Example: 'Maximum idle bottleneck capacity routing, flow-link formulation'

Brief description

Given a network topology, the capacities in the links and the offered traffic, this algorithm obtains the traffic routing that minimizes the network congestion, with or without the constraint of non-bifurcated routing.

In this algorithm, congestion is minimized by maximizing the idle link capacity in the bottleneck (the link with less idle capacity).

Algorithm description table

Algorithm inputs

Requires a topology (nodes and links) and a demand set within the netPlan object.

Algorithm parameters:

  • nonBifurcated: "true" if the routing is constrained to be non-bifurcated, "false" otherwise. Default: "false"
  • solverName: The solver name to be used by JOM. Default: "glpk"
  • solverLibraryName: The solver library full or relative path, to be used by JOM. Leave blank to use JOM default. Default: blank
Algorithm outputsThe routes are added to netPlan object. No protection segments/routes are defined.
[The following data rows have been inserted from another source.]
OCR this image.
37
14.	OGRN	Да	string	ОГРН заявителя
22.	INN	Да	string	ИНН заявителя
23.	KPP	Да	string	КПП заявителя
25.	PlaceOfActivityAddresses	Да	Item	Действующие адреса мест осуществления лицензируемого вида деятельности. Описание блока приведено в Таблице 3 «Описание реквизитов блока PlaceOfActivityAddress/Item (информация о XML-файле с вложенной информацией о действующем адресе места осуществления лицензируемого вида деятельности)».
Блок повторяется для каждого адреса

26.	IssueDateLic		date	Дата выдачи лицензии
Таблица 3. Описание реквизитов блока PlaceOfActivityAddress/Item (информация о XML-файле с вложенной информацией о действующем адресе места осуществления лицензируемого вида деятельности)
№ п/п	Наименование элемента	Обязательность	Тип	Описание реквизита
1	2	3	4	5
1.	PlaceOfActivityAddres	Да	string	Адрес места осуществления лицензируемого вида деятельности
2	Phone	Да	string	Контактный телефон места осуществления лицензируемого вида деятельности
Any previous routes are removed.
Required librariesJOM library for solving the optimization problem
KeywordsFlow assignment (FA), JOM, LP formulation, MILP formulation
AuthorsPablo Pavón Mariño, José Luis Izquierdo Zaragoza
DateMarch 2013
CodeFA_maxBottleneckIdleCapacity_xde.java

Detailed description

The algorithm solves the following formulation:

Given:

  • \( D \): The set of demands comprising the offered traffic. For each demand \( d \in D \), \( h_d \) is the demand volume, and \( a(d) \) and \( b(d) \) denote the input and output node of the demand.
  • \( G(N,E) \): The network topology, where \( N \) is the set of nodes, and \( E \) the set of unidirectional network links. For each link \( e \in E \), \( a(e) \) and \( b(e) \) denote its input and output nodes, \( u_e \) the link capacity (in the same units as the offered traffic). For each node \( n \in N \), \( \delta^+(n) \) and \( \delta^-(n) \) denote the set of links outgoing and incoming node \( n \), respectively.

Find:

  • \( x_{de} , d \in D, e \in E \): Fraction \( \in [ 0 , 1 ] \) of the traffic of demand \( d \) that traverses link \( e \). If the routing is non-bifurcated, this variable is constrained to get integer numbers: \( x_{de} \in \lbrace 0 , 1 \rbrace \).
  • \( \bar u \): Idle capacity in the bottleneck link.

\( \text{maximize } \left( \bar u \right) \text{ subject to: } \\
\sum_{e \in \delta^+(n)} x_{de} - \sum_{e \in \delta^-(n)} x_{de} = \begin{cases} 1, &\text{if $n = a(d)$} \\ -1, &\text{if $n = b(d)$} \\ 0, &\text{otherwise} \end{cases} \quad \forall n \in N, d \in D \\ \sum_d h_d x_{de} \leq u_e - \bar u \quad \forall e \in E \\ 0 \leq x_{de} \leq 1 \quad \forall d \in D, e \in E \\ x_{de} \in \lbrace 0 , 1 \rbrace \quad \forall d \in D, e \in E \text{ (if routing is non-bifurcated) } \)